At the conclusion of our trans-Pacific phone call, Amos promised to ship samples of his latest baking venture, Chip and Cookie Cookies, along with copies of his two personal growth titles. It’s taken a while for me to get back to them, but the time seems ripe to share his watermelon mnemonic and uplifting philosophy for navigating life’s inevitable challenges. I don’t know about you, but I’m feeling in need of some post-election/fiscal cliff positivity. So, here goes.
Watermelon Credo: The Book
Drawing from his personal experiences, positive belief system and lifelong love for watermelon, Wally Amos shares his inspirational credo for staying positive when faced with personal, financial and physical challenges in a colorfully illustrated mnemonic based on his popular wall poster. In the chapter titles, he spells out his recipe for acquiring and maintaining a positive attitude regardless of life’s vicissitudes:
Whatever you believe creates your reality.

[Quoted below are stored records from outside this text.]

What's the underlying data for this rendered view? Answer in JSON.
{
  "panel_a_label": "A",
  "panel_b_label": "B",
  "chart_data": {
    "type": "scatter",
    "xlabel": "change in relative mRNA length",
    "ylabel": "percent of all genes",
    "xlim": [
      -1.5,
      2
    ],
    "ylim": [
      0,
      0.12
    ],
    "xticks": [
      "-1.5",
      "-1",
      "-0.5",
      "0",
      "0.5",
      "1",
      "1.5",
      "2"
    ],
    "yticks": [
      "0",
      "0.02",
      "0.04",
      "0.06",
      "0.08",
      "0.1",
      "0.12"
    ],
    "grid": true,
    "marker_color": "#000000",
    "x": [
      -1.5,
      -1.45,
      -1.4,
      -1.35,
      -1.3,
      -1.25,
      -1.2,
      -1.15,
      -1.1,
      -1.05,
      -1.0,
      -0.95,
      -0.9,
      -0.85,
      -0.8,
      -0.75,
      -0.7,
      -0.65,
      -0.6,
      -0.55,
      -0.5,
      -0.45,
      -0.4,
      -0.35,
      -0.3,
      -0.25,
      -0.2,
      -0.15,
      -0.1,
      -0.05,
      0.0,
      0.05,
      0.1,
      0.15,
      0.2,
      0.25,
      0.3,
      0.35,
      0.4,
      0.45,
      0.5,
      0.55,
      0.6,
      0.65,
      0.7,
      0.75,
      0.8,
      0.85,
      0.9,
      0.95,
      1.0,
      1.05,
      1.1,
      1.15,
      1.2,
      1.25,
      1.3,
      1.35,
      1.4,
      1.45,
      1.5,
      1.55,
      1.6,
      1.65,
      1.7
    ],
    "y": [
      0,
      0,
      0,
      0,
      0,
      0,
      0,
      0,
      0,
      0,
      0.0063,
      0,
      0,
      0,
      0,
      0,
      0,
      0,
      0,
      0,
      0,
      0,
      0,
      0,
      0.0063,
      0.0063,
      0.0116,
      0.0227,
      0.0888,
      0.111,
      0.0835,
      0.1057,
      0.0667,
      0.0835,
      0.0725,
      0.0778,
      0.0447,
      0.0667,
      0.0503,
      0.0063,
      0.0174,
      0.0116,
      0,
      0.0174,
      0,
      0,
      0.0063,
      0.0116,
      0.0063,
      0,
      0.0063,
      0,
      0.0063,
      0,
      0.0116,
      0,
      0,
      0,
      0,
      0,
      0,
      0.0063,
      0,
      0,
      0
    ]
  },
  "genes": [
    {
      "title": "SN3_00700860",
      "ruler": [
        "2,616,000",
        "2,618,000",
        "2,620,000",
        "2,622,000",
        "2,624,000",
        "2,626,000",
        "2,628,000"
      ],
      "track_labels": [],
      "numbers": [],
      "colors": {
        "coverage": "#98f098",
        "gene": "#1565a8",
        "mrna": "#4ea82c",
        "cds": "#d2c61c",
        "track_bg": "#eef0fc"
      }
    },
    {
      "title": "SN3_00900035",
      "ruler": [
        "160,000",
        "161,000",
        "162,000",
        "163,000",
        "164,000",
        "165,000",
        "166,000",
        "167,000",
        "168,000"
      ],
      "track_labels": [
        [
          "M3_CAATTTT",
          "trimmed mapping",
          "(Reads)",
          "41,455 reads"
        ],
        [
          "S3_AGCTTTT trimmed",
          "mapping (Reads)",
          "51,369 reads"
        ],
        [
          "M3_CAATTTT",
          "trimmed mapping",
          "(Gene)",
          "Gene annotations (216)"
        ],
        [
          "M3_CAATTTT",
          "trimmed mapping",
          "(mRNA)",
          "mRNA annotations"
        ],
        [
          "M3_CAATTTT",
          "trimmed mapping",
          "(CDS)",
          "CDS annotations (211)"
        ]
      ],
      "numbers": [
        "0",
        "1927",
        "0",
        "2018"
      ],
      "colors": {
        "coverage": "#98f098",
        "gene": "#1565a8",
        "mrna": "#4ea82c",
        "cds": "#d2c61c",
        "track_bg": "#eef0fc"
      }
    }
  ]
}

Attitude is the magic word.
Together everyone achieves more.
Enthusiasm is the wellspring of life.
Respect yourself, as well as others.
Make commitments, not excuses.
Every day can be a fun day.
Love is the answer.
One day at a time.
Never give up or become a victim.
For readers who may not share the author’s fondness for watermelon, he encourages them to choose their own objects, outlining principles for each letter for daily review and inspiration.
Watermelon Magic: Seeds of Wisdom, Slices of Life
Using watermelon as a metaphor for the magic of life, Wally Amos’ soul-bearing, self-help book is a prescription for being happy in the midst of change; something he knows quite a bit about. With a foreword by Jack Canfield and Mark Victor Hansen (Chicken Soup for the Soul authors), this heartfelt, upbeat biographical brief is bulleted with quotes and thoughtful Wallymelon Lessons based on his extraordinary experiences as the founder and CEO of the $250 million-a-year Famous Amos designer cookie empire and how his enterprise began to crumble under his management. Amos’ instructs readers to make their own decisions based on personal preferences and beliefs and not to be “duped by stereotypes circulated by racists and bigots for the purpose of oppressing people of other races, religions, and cultures.” Bottom line: “It is not all right for other people to tell you what is right for you.” Wise words from an affable entrepreneur, a passionate man with seemingly unflappable optimism.
Both books are quick and refreshing reads. Succulent offerings for the soul.